I turned off the Daily's interview with Carlson.
"Nobody, in his telling, should be punished for the circumstances of their birth." OTOH, Obama "really hates white people." That's projection for you.
It would be good if, like in an essay, a journalist interviewing Carlson could narrow sharply the thesis statement they are testing - not ‘what does TC really believe’ which you will never get because it is too politically abusive for him to reveal [not that the NYT wouldn’t launder it anyway] and also such a broad thesis has a narcissistic supply element for a guy who literally thrives on being heard and seen, and laundering abusive devaluations of the Other.
Even the most seasoned and expert interviewer is still dealing with a diversionary artist. To keep forefront the position that *any* audience of TC’s is a target for being manipulated into giving consent to be duped and devalued, it might keep an interviewer strictly on developing that thesis. As much as the Garcia-Navarro tried, as PM noted, he is as big a narc as one is ever going to meet. His whole life is this gig.

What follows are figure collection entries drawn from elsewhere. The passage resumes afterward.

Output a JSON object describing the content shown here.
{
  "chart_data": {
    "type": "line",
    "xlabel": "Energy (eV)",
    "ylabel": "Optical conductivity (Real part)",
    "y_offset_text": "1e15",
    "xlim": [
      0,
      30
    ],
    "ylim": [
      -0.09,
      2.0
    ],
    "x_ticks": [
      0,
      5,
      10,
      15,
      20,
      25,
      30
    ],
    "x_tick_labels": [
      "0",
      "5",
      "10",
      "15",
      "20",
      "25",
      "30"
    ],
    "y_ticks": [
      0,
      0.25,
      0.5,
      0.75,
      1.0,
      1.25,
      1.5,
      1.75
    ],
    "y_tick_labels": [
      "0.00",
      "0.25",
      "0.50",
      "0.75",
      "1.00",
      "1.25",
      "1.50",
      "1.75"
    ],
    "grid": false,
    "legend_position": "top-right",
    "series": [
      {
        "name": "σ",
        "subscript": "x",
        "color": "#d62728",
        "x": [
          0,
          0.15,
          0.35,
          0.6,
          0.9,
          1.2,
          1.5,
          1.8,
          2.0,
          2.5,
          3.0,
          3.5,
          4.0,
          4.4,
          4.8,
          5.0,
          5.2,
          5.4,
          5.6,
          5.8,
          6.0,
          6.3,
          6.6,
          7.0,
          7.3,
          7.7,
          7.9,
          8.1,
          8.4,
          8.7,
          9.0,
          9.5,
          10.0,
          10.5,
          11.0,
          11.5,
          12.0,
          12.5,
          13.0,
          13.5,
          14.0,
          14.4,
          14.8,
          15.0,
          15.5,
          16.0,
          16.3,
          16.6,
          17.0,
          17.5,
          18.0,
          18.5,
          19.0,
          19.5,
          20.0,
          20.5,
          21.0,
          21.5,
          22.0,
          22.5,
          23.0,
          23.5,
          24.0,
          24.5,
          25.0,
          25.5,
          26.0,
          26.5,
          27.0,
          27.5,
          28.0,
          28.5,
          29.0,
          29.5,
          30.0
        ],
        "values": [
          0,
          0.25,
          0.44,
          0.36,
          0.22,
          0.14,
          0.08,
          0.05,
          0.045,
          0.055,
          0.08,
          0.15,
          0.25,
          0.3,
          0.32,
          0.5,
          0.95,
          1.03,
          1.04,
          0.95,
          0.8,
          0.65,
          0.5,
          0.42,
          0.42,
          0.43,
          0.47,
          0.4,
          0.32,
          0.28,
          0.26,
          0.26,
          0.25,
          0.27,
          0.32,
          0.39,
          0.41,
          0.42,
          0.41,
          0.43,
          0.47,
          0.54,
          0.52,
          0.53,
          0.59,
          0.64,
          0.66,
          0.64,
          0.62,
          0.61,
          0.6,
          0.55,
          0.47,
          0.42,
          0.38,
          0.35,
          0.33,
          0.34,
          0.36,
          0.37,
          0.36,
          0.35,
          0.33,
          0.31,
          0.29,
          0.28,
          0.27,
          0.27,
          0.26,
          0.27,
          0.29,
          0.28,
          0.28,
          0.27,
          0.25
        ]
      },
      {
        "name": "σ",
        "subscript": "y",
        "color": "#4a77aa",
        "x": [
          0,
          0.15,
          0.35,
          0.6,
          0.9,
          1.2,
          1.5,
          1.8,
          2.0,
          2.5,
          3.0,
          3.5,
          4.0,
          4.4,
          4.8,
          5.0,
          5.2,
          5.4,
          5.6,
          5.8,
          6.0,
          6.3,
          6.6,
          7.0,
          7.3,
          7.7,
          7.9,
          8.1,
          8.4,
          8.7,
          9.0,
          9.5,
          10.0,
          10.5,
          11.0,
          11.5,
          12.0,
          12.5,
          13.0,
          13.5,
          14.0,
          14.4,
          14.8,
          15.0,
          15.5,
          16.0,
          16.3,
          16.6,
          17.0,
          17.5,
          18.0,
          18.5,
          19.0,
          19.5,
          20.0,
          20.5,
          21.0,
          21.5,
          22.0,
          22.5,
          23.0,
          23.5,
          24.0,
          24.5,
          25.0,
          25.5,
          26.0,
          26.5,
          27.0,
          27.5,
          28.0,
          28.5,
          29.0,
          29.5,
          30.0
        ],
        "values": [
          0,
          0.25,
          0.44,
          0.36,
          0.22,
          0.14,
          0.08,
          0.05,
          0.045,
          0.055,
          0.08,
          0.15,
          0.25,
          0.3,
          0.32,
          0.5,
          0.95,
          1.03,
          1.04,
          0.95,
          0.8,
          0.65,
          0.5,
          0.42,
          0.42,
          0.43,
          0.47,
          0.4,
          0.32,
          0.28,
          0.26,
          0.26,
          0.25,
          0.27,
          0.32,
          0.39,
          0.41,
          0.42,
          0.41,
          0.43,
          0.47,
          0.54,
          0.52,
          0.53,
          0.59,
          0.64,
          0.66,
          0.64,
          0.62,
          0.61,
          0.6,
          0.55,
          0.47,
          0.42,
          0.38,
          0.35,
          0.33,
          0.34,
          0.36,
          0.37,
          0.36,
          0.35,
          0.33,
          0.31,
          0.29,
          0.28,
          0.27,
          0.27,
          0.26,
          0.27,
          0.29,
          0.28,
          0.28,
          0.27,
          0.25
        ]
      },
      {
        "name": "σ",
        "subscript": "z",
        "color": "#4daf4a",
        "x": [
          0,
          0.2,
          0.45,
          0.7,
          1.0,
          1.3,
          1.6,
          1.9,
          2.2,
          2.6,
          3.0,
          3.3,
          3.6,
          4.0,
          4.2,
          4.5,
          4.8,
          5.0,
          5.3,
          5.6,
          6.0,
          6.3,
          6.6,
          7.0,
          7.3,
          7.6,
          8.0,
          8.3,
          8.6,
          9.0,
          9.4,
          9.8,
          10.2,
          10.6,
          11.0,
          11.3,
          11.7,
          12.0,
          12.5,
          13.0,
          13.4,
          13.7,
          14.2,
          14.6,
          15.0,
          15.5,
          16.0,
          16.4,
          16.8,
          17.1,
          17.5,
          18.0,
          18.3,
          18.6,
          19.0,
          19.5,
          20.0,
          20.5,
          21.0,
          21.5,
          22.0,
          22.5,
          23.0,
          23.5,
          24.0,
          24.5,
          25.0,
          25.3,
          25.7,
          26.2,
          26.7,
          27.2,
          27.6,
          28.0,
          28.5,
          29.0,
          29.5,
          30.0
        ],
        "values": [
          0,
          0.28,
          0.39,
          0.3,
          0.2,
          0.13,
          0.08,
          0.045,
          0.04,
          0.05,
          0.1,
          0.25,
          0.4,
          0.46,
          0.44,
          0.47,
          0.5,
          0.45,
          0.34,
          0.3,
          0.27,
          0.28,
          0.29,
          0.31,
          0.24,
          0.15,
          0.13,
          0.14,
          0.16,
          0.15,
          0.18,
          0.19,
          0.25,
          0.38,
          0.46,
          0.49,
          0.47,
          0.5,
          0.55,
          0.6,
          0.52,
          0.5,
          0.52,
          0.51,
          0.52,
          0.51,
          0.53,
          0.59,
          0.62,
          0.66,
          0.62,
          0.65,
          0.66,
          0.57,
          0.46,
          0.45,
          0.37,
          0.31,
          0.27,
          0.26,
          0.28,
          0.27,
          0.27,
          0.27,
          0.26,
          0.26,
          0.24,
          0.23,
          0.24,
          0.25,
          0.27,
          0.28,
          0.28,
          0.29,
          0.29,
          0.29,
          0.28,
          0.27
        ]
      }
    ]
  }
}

Going into an interaction with such a personality can only be sustained if all the strategies of dismantling a seasoned manipulator are employed. Grey-rock, waiting at non answers and returning to thesis. Doing the meta-dance conversation [eg the argument of ‘tone’ he used with Lenz], following squirrels [‘killing children’] and other rhetorical diversions is the playbook narcissistic discourse. The latitude of ‘what he believes’ is too broad a basis for interviewing him. We know what he believes, ‘how TC pulls this shit off’ - as Molloy and Lenz etc have used, would be so much more expansive.
once, under oath, he said that people knew better than to believe him because we was an entertainer, not a journalist. got it.
“Is that worse than killing kids?” For a second there, I thought he was going to talk about aborted fetuses.
I have this weird defect in my brain where I'm able to assess whether a thing is good or bad without needing to compare it to some other totally unrelated thing.
Sadly, there's always somebody killing (real) kids somewhere.